В бараках оказалось еще хуже.
В последние дни зимы не жили – выживали, цепляясь за жалкие крохи тепла, которые давал задымленный камин и Ирджиновский механизм. Чинили наскоро ставни, закладывая окна обрывками тряпья. Кипятили в котле камовские травы да вливали густое варево в глотки безумцев. А те притихли и держались одним безмолвным стадом, кое-как согревая друг друга.
– Крепкие. Ни хрена их не возьмет, – приговаривал Ялко, не решаясь, впрочем, перечить. Вздыхал, ходил следом, бормоча про самоуправство, приглядывал, приговаривая: – Скрипуче, да живуче; крепко, да хряпко.
И добавлял, с хитрецой поглядывая на Бельта:
– Два медведя в одной берлоге не уживутся. А покорному дитяте все кстати.
К весенним дождям трое болезных умерло. Удохло, как говорил Ялко, присовокупляя каждый раз:
– Лихорадка – не матка, треплет, не жалеет. Копать копай, да меру знай. Всяко лучше, чем по тому годе.
Последнюю могилу рыли, разломав и отодвинув ветхий плетень погоста, выдирая лопатами подмякшую, но все еще мерзлую на глубине землю. А после валили поверху мелкий камень в попытке сберечь от окрестного зверья. Только, судя по старым норам и отвалам земли на старых могилках, это помогало не шибко.
Именно тогда, опершись на лопату, Орин сказал:
– Да ну на хрен, я тут не останусь. Скотские загоны, гужманство полное! Не понимаю, почему нельзя по-другому, по-человечески? На хрена нам здесь торчать?
– Сам знаешь.
Орин знал. Еще с конца зимы, с самой долины Гаррах. С той минуты, как посажный Урлак показал в выстуженной карете небольшой – с ладонь – портрет тегина, будущего правителя Наирата. Зеркала под рукой не оказалось, но оно и не помогло бы: трудно было установить сходство между тем вспухшим Ориновым лицом и искусным рисунком. Потом Урлак спокойно говорил с четверть часа, после чего так же спокойно и с оттягом врезал Орину под дых, дабы притушить идиотский блеск в глазах и напомнить, по чьим правилам идет игра, каковы ставки и кто здесь раздает награды. Да, разбойник Орин теперь знал то, что дезертир Бельт понял еще на холме, впервые увидев тегина Ырхыза. И именно это знание заставляло парня терпеть. Скрипеть зубами, беситься, срывать злость на том, до кого руки доходят. Но ждать. Впервые в жизни ждать.
– Но почему здесь?! Здесь, среди такого говна?!
В мареве дождя частокол казался выше, чем был. Его острые края вспарывали рыхлые дождевые тучи. Бежали по дереву потеки воды, собирались ручьями, наполняя канавы мутью, притапливая запахи и звуки.
Зябко. Грязно. Безумно.
Безопасно. Даже для бесящегося Орина. Тем более для него.
Стошенский дом призрения принял еще одного безумца. Стошенский дом призрения молчал о том, что творилось в его стенах, молчал по привычке, выработанной за многие годы.
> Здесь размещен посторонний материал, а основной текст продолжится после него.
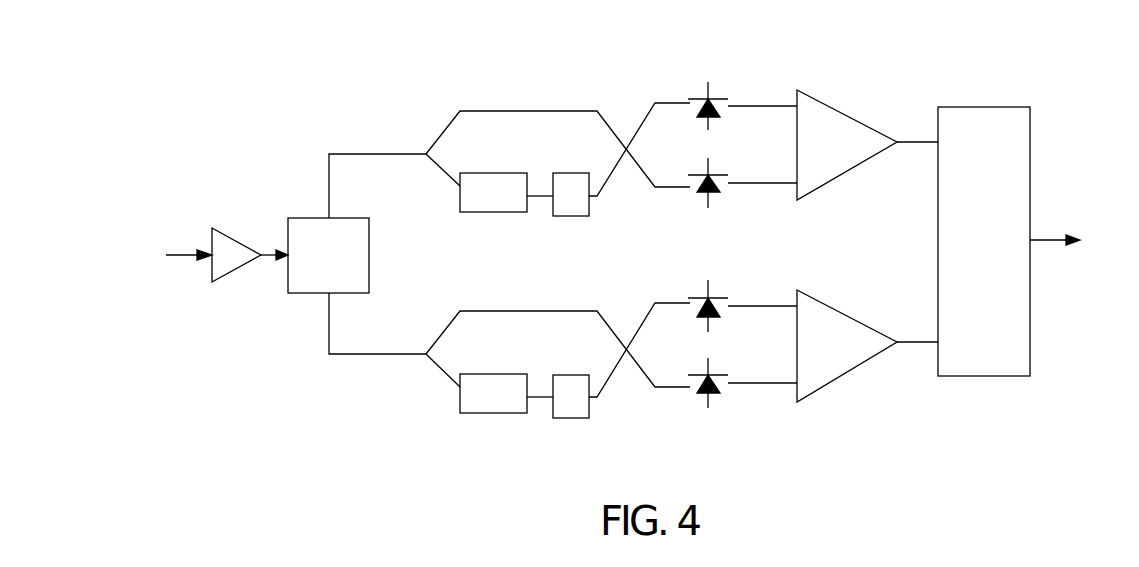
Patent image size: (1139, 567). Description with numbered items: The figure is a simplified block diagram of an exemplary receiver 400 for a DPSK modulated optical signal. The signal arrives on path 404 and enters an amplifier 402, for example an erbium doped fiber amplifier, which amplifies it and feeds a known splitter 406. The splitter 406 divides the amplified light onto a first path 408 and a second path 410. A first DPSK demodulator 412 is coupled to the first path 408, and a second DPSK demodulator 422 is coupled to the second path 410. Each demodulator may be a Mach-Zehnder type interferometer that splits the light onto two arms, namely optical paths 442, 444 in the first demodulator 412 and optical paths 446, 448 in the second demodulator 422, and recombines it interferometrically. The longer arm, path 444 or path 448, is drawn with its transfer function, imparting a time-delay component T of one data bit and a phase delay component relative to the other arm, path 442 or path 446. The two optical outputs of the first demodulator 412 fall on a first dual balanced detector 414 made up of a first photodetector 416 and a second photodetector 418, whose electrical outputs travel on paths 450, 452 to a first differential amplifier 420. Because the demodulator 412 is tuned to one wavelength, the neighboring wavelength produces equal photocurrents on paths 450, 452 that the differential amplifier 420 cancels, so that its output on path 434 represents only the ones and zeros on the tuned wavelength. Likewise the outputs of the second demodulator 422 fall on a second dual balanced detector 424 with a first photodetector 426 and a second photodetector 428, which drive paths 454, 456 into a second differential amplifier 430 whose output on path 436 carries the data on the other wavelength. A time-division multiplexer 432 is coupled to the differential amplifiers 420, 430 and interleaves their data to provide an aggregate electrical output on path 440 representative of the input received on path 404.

The receiver 400 is at (324, 52).
The amplifier 402 is at (237, 237).
The path 404 is at (190, 251).
The splitter 406 is at (310, 216).
The first path 408 is at (340, 152).
The second path 410 is at (350, 357).
The first DPSK demodulator 412 is at (531, 134).
The first dual balanced detector 414 is at (675, 125).
The first photodetector 416 is at (700, 99).
The second photodetector 418 is at (702, 190).
The first differential amplifier 420 is at (828, 98).
The second DPSK demodulator 422 is at (529, 375).
The second dual balanced detector 424 is at (707, 358).
The first photodetector 426 is at (700, 299).
The second photodetector 428 is at (715, 392).
The second differential amplifier 430 is at (817, 392).
The time-division multiplexer 432 is at (985, 377).
The path 434 is at (922, 140).
The path 436 is at (909, 338).
The path 440 is at (1048, 237).
The optical path 442 is at (452, 122).
The optical path 444 is at (445, 175).
The optical path 446 is at (452, 322).
The optical path 448 is at (445, 370).
The path 450 is at (750, 103).
The path 452 is at (750, 184).
The path 454 is at (745, 305).
The path 456 is at (780, 382).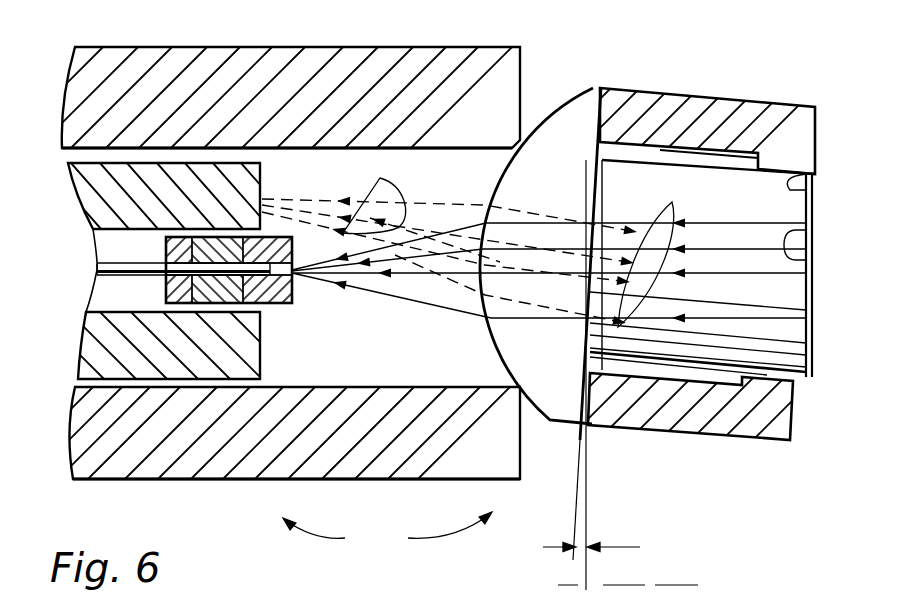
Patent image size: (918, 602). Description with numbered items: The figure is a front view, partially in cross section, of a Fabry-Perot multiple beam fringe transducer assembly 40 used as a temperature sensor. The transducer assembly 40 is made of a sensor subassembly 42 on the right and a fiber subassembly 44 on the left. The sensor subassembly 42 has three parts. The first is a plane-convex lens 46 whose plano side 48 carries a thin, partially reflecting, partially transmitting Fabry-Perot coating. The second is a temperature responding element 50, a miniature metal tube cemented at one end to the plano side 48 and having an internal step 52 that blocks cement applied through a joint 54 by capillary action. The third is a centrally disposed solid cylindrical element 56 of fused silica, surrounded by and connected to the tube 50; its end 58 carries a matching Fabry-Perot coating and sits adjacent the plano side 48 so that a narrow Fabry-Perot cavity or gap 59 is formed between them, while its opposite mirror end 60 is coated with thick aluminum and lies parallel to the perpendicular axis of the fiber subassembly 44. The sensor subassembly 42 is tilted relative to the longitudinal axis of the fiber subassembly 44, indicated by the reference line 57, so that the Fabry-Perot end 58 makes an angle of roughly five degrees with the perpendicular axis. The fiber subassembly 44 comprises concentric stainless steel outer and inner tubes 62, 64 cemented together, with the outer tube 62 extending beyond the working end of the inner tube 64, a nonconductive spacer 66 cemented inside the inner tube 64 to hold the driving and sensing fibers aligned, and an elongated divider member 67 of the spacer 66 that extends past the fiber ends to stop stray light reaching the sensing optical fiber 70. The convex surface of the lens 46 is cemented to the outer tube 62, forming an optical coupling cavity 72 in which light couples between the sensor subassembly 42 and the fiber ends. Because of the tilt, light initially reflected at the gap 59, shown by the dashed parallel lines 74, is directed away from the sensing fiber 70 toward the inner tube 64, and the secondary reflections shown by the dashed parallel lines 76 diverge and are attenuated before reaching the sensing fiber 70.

Стошенский дом и его обитатели существовали в собственных мирах, частенько не имевших никаких общих границ с реальным. А это устраивало почти всех. Так и обживались. Привыкали. Орин учил наирэ и постигал тонкости обычаев, взрывался от неудач, жаждал власти и бесился оттого, что она, как и все его будущее, казалась призраком. Он медленно терял себя, прежнего, но становился ли тем, кем должен был стать по замыслу Урлака, Бельт не знал. Сам же Бельт постепенно, день ото дня втягивался в ритм места, привыкая к тому, что теперь он – не камчар, не дезертир, но уважаемый человек на должности, с законным доходом, правом дозволять в Стошено раскопы глубиной до восьми локтей и подписывать бумаги особым знаком Стошенского Дома.
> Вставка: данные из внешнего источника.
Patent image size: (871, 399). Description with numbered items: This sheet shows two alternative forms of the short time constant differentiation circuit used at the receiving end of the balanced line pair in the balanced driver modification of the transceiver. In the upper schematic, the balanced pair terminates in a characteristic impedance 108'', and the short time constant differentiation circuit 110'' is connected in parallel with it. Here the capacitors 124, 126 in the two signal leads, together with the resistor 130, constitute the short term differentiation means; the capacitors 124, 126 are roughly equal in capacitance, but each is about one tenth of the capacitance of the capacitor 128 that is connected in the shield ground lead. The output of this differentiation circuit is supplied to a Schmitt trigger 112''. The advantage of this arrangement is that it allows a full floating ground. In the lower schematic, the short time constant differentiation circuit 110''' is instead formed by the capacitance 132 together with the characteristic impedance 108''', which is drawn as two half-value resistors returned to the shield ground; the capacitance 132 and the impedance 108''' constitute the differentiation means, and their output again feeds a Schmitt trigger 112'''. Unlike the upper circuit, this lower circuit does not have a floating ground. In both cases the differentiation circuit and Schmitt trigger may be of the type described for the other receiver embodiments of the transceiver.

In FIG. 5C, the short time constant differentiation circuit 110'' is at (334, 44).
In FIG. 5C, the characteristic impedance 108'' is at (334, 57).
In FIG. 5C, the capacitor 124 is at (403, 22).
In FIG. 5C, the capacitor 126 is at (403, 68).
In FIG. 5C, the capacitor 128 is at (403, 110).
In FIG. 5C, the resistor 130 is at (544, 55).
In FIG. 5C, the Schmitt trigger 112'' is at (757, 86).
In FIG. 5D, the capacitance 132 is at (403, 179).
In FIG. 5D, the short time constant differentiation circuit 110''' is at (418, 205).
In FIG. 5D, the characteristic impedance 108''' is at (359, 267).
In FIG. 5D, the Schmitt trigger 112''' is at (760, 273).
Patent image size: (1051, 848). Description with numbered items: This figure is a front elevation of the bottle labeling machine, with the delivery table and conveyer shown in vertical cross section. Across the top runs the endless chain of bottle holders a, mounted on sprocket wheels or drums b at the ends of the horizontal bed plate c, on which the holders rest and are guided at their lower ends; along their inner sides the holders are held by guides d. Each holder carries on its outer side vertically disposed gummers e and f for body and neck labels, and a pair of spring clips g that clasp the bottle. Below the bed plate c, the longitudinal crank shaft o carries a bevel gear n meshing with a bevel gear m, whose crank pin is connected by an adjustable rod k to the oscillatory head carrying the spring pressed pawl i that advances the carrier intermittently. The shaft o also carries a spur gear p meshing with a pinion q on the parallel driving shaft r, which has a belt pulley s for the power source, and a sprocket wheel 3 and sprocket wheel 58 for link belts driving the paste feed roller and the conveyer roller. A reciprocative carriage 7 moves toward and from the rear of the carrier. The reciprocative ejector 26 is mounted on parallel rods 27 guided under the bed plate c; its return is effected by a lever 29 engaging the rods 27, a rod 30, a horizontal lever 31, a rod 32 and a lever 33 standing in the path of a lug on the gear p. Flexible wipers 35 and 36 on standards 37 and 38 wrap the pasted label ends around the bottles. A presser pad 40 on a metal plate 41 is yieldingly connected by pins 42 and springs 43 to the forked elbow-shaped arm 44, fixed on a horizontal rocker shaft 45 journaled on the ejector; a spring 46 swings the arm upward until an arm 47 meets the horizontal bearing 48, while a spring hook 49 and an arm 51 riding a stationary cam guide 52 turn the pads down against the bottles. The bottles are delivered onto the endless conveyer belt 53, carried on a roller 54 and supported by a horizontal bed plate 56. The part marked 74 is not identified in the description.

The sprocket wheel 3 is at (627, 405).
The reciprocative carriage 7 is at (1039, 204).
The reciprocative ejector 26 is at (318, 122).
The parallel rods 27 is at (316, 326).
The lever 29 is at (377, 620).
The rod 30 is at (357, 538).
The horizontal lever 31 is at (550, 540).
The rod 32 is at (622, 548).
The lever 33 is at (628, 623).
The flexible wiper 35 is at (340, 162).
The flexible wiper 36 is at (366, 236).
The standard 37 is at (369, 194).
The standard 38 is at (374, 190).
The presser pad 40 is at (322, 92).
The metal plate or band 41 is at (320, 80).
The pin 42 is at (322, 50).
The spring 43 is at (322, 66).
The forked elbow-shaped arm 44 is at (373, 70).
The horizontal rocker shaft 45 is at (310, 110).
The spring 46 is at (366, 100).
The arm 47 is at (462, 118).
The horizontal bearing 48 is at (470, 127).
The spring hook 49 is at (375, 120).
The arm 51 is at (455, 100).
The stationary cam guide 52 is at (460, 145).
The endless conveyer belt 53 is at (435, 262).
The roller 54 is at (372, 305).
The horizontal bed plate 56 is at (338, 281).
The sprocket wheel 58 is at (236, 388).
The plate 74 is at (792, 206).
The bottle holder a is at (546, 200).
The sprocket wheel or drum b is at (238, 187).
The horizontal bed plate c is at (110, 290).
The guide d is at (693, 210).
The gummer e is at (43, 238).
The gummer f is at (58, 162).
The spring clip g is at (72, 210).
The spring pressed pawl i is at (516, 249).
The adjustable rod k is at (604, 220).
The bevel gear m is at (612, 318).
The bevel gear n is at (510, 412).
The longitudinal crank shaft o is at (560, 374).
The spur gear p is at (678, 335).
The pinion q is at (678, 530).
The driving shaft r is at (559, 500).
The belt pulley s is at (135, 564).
А Ялко, оставшийся при доме не то работником, не то пациентом не уставал повторять:
– По вахтаге вахтан-хан, по овцам пастух.
…смотрят-смотрят-смотрят… Следят. Ищут. Найдут. Не в глаза-не-в-глаза-уходят-пусть. Спят. Когда спят спокойно. А просыпаются – плохо. Черви в голове, черви шевелятся, чешутся изнутри, скребут. Гулко-гулко. И волосы ноют, это потому что черви шевелятся.
Привык.
Изучил.
Нельзя смотреть, нельзя дразнить, тогда медленно. А если наоборот – быстро, толкутся, мешают друг дружке. И выползти хотят. Из глаза в глаз скок.